A good example of a recent agency response is seen in a letter to Senator Durbin in August 2012. In the letter the FDA offers many of its standard responses, but it also seems to hint at a possible roadmap for how its newly initiated caffeine investigation may run. First, the FDA says it intends to prepare in final its 2009 “Drinks Draft Guidance” that will discuss the factors that companies should consider when determining whether a product should be characterized as a dietary supplement vs. a conventional food. Second, the agency notes that the agency may challenge a corporation’s determination that the levels of caffeine in certain of the corporation’s products are generally recognized as safe (GRAS) for those products’ intended use. Third, it explained that “to restrict the use of a dietary ingredient in a dietary supplement, FDA must demonstrate that the ingredient adulterates the product under the dietary supplement adulteration provisions of the FD&C Act; e.g. because the ingredient presents an unreasonable risk of illness or injury under the conditions of use recommended in the labeling of the supplement.” This may be exactly the type of evidence and information that the FDA is now searching for in its caffeine related investigations.

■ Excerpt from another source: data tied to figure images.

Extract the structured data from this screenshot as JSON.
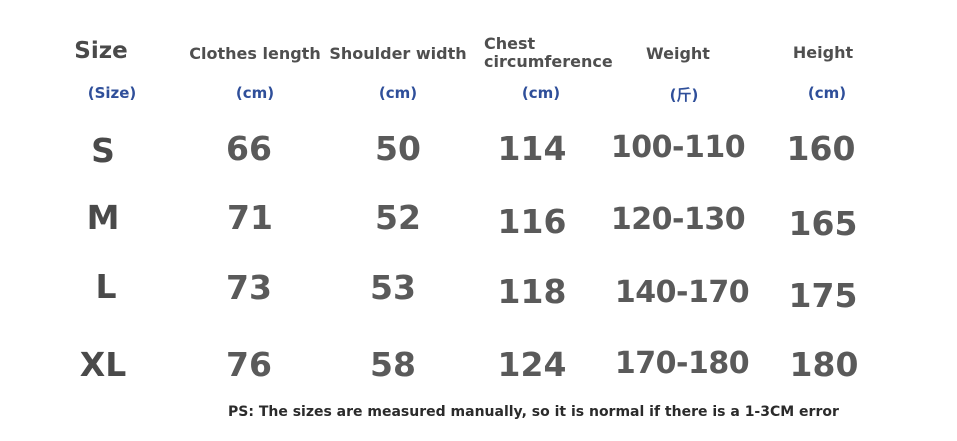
{
  "headers": {
    "size": "Size",
    "clothes_length": "Clothes length",
    "shoulder_width": "Shoulder width",
    "chest_line1": "Chest",
    "chest_line2": "circumference",
    "weight": "Weight",
    "height": "Height"
  },
  "units": {
    "size": "(Size)",
    "clothes_length": "(cm)",
    "shoulder_width": "(cm)",
    "chest": "(cm)",
    "weight": "(斤)",
    "height": "(cm)"
  },
  "rows": [
    {
      "size": "S",
      "clothes_length": "66",
      "shoulder_width": "50",
      "chest": "114",
      "weight": "100-110",
      "height": "160"
    },
    {
      "size": "M",
      "clothes_length": "71",
      "shoulder_width": "52",
      "chest": "116",
      "weight": "120-130",
      "height": "165"
    },
    {
      "size": "L",
      "clothes_length": "73",
      "shoulder_width": "53",
      "chest": "118",
      "weight": "140-170",
      "height": "175"
    },
    {
      "size": "XL",
      "clothes_length": "76",
      "shoulder_width": "58",
      "chest": "124",
      "weight": "170-180",
      "height": "180"
    }
  ],
  "note": "PS: The sizes are measured manually, so it is normal if there is a 1-3CM error"
}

In its website announcement, Michael R. Taylor, deputy commissioner for foods and veterinary medicine at the FDA, acknowledges that regulations such as setting age restrictions for caffeine consumption would be impractical; however, capping levels of caffeine in certain products may be something that is considered. How successful the FDA becomes in pursuing that option and those discussed in the FDA’s 2012 letter to Sen. Durbin may rest on how effectively the agency can continue to sell the argument that the increased availability of new caffeinated food products alone (even in relatively miniscule amounts) somehow equates with significantly increased overall caffeine consumption and a tangible danger to the public. The evidence and science seem not to support that hypothesis.